Quando la tecnologia rende il cibo etico: REDEFINE MEAT stampa la carne in 3D, innovando la trasformazione delle proteine sostenibili. Focus sul prodotto e i suoi sviluppi.
Crediti fotografici: Soul Kitchen
Redefine Meat: com'è la carne vegetale stampata in 3D
Cibo e tecnologia. Un tema che torna. Costantemente. “Stampare” il cibo in 3D è riuscire ad andare oltre. Anche oltre i problemi etici, sanitari o ambientali e dopo la pasta è la volta della carne. REDEFINE MEAT stampa la carne in 3D e in Italia non è più una novità trovarla nei ristoranti. “Tutti gli eroi delle mie storie della buonanotte erano animali. Io non voglio fare del male a niente”, così scrive nelle prime pagine del suo libro inchiesta, “Se niente conta”, l'autore statunitense Jonathan Safran Foer. Un ‘inchiesta in cui descrive l'impatto ambientale degli allevamenti intensivi, le sofferenze patite dagli animali da macello e la sua decisione di abbracciare il vegetarianismo.
Per far fronte a queste criticità è nata REDEFINE MEAT, l’azienda israeliana che stampa la carne in 3D: prodotti a base di proteine sostenibili, vegetali, derivate da cereali e legumi che ricordano in tutto e per tutto la carne animale. Sostituire un hamburger di manzo con un hamburger Redefine Meat equivale a ridurre la sua impronta di carbonio del 94%: “Crediamo che il mondo meriti una nuova carne, una carne a base vegetale, che non solo fa bene all’ambiente ma è anche gentile con gli animali”, questo ciò che leggerete in home page sul loro sito. Più di chiunque altro sono stati in grado di rendere attraenti, anche visivamente, le proteine sostenibili, quelle in grado di portare dei benefici ecologici. Una carne nuova, che la gente mangia e i cuochi e gli chef mettono in carta, a partire dal tre Stelle Michelin londinese, Marco Pierre White, che ha scelto questa “carne” per i suoi 20 ristoranti-steakhouse sparsi per il Regno Unito.

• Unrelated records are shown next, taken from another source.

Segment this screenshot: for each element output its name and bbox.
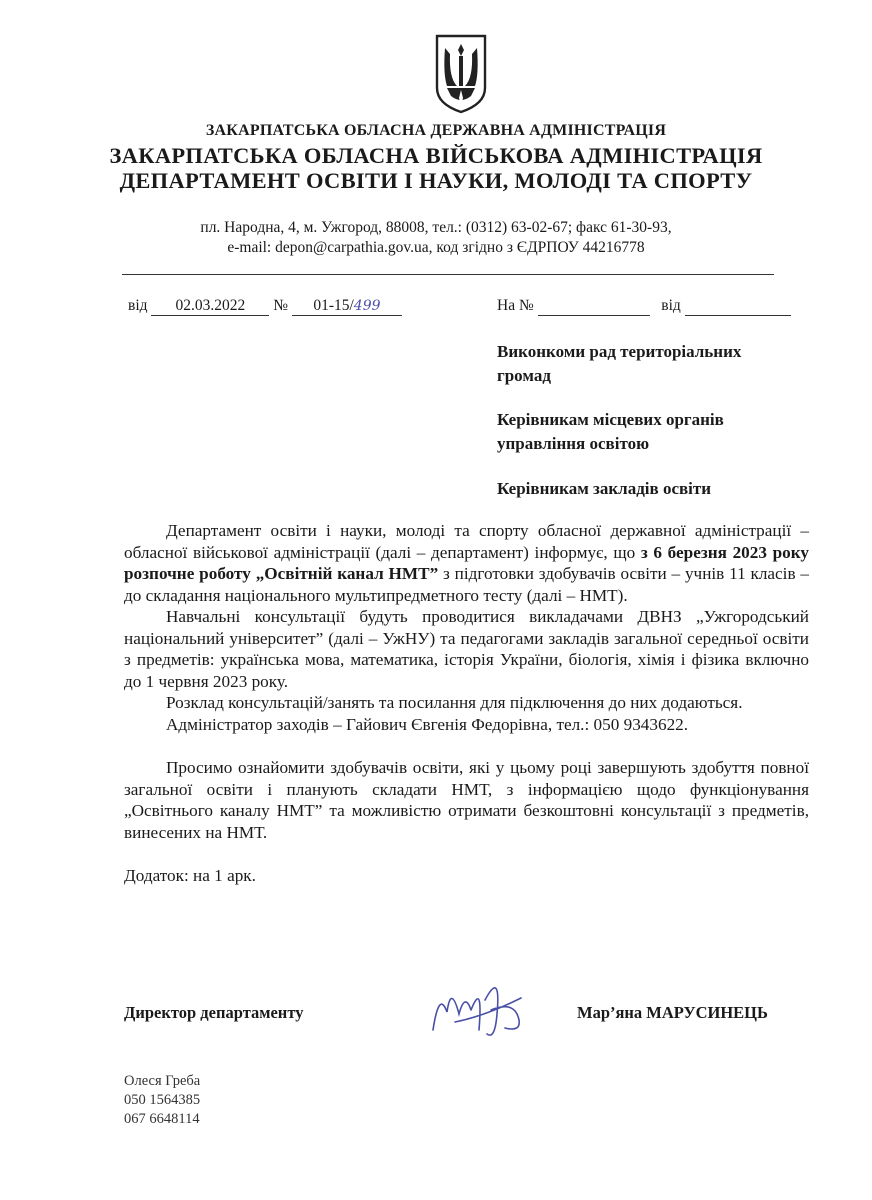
signatory-title: Директор департаменту bbox=[124, 1003, 304, 1022]
address-line-2: e-mail: depon@carpathia.gov.ua, код згідно з ЄДРПОУ 44216778 bbox=[227, 239, 645, 256]
registration-outgoing bbox=[128, 297, 402, 316]
paragraph-1-text: Департамент освіти і науки, молоді та спорту обласної державної адміністрації – обласної військової адміністрації (далі – департамент) інформує, що bbox=[124, 521, 809, 562]
header-regional-state-administration: ЗАКАРПАТСЬКА ОБЛАСНА ДЕРЖАВНА АДМІНІСТРАЦІЯ bbox=[205, 122, 667, 139]
from-label: від bbox=[128, 297, 148, 314]
letter-body bbox=[124, 520, 809, 887]
executor-block bbox=[124, 1072, 200, 1129]
number-prefix: 01-15/ bbox=[313, 297, 354, 314]
reply-number-label: На № bbox=[497, 297, 534, 314]
executor-phone-1: 050 1564385 bbox=[124, 1092, 201, 1108]
executor-name: Олеся Греба bbox=[124, 1073, 201, 1089]
header-address bbox=[0, 218, 872, 258]
header-divider bbox=[122, 274, 774, 275]
handwritten-signature bbox=[425, 970, 535, 1050]
reply-date-field bbox=[685, 297, 791, 316]
paragraph-4: Адміністратор заходів – Гайович Євгенія Федорівна, тел.: 050 9343622. bbox=[166, 714, 689, 734]
addressee-3: Керівникам закладів освіти bbox=[497, 479, 712, 498]
executor-phone-2: 067 6648114 bbox=[124, 1111, 200, 1127]
registration-incoming bbox=[497, 297, 791, 316]
paragraph-1-tail: з підготовки здобувачів освіти – учнів 11 класів – до складання національного мультипредметного тесту (далі – НМТ). bbox=[124, 564, 809, 605]
paragraph-1-highlight: з 6 березня 2023 року розпочне роботу „Освітній канал НМТ” bbox=[124, 542, 809, 583]
paragraph-1 bbox=[124, 520, 809, 606]
reply-number-field bbox=[538, 297, 650, 316]
attachment-note: Додаток: на 1 арк. bbox=[124, 866, 256, 885]
addressee-2: Керівникам місцевих органів управління освітою bbox=[497, 410, 724, 453]
paragraph-2: Навчальні консультації будуть проводитися викладачами ДВНЗ „Ужгородський національний університет” (далі – УжНУ) та педагогами закладів загальної середньої освіти з предметів: українська мова, математика, історія України, біологія, хімія і фізика включно до 1 червня 2023 року. bbox=[124, 607, 809, 691]
addressee-1: Виконкоми рад територіальних громад bbox=[497, 342, 742, 385]
address-line-1: пл. Народна, 4, м. Ужгород, 88008, тел.: (0312) 63-02-67; факс 61-30-93, bbox=[200, 219, 672, 236]
coat-of-arms-icon bbox=[433, 34, 489, 114]
paragraph-5: Просимо ознайомити здобувачів освіти, які у цьому році завершують здобуття повної загальної освіти і планують складати НМТ, з інформацією щодо функціонування „Освітнього каналу НМТ” та можливістю отримати безкоштовні консультації з предметів, винесених на НМТ. bbox=[124, 758, 809, 842]
number-label: № bbox=[273, 297, 289, 314]
number-handwritten: 499 bbox=[353, 298, 381, 314]
reply-from-label: від bbox=[661, 297, 681, 314]
paragraph-3: Розклад консультацій/занять та посилання для підключення до них додаються. bbox=[166, 693, 743, 712]
registration-date: 02.03.2022 bbox=[151, 297, 269, 316]
header-regional-military-administration: ЗАКАРПАТСЬКА ОБЛАСНА ВІЙСЬКОВА АДМІНІСТРАЦІЯ bbox=[109, 143, 763, 168]
signatory-name: Мар’яна МАРУСИНЕЦЬ bbox=[577, 1003, 768, 1022]
registration-number bbox=[292, 297, 402, 316]
header-department: ДЕПАРТАМЕНТ ОСВІТИ І НАУКИ, МОЛОДІ ТА СПОРТУ bbox=[119, 168, 753, 193]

Ha senso parlare di carne studiandone però anche i numeri, sui quali fare poi delle riflessioni. I dati rilasciati da Glovo, partendo dai suoi ordini degli ultimi 12 mesi dicono che in Italia si consegnano ogni giorno 40mila hamburger (+19% rispetto all’anno precedente). Un prodotto che più di altri è in grado di unire l’Italia: tantissimi ordini dalla Campania, e poi dal Veneto, dalle Marche. Just Eat in scia dichiara che nei primi mesi del 2024 sono stati ordinati 67 mila chili di hamburger (29.000 kg solo a Roma). Poi c’è il consumo di hamburger vegetali che secondo i dati di Unionfood (la più grande associazione di categorie alimentari in Europa) vale 500 mila euro e mentre i Governi di tutto il mondo cercano di capire se chi produce alimenti plant based (letteralmente, basato sulle piante) possa usare il termine carne o bistecca per autodefinirsi, tutti i fari, almeno quelli nei laboratori, sembrano essere puntati sulla carne sintetica.
Il primo esemplare fu presentato a Londra nel 2013 e oggi si prefigura come la possibile valida opzione a “tutti i mali del mondo”. Una carne che per essere prodotta parte da un ramo della medicina, l'ingegneria tissutale, la stessa che si occupa di rigenerare e riparare i tessuti, al momento sperimentata con bovini, maiali, tacchini, polli, anatre e pesci. Una carne nuova che andrà riconosciuta sicura, perché è un “nuovo” alimento ma che potrebbe essere perfetto, perché i grassi magari sarebbero fissati in parametri precisi e quelli insalubri magari eliminati o sostituiti, come i terreni da pascoli impiegati per fare altro. Siamo nel campo dell’ipotetico.
Una cosa è certa, non rinunceremo mai alla carne, magari la ridefiniremo: siamo con un piede nel futuro, testimoni del cambiamento. Un cambiamento che però non è ancora alla portata di tutti.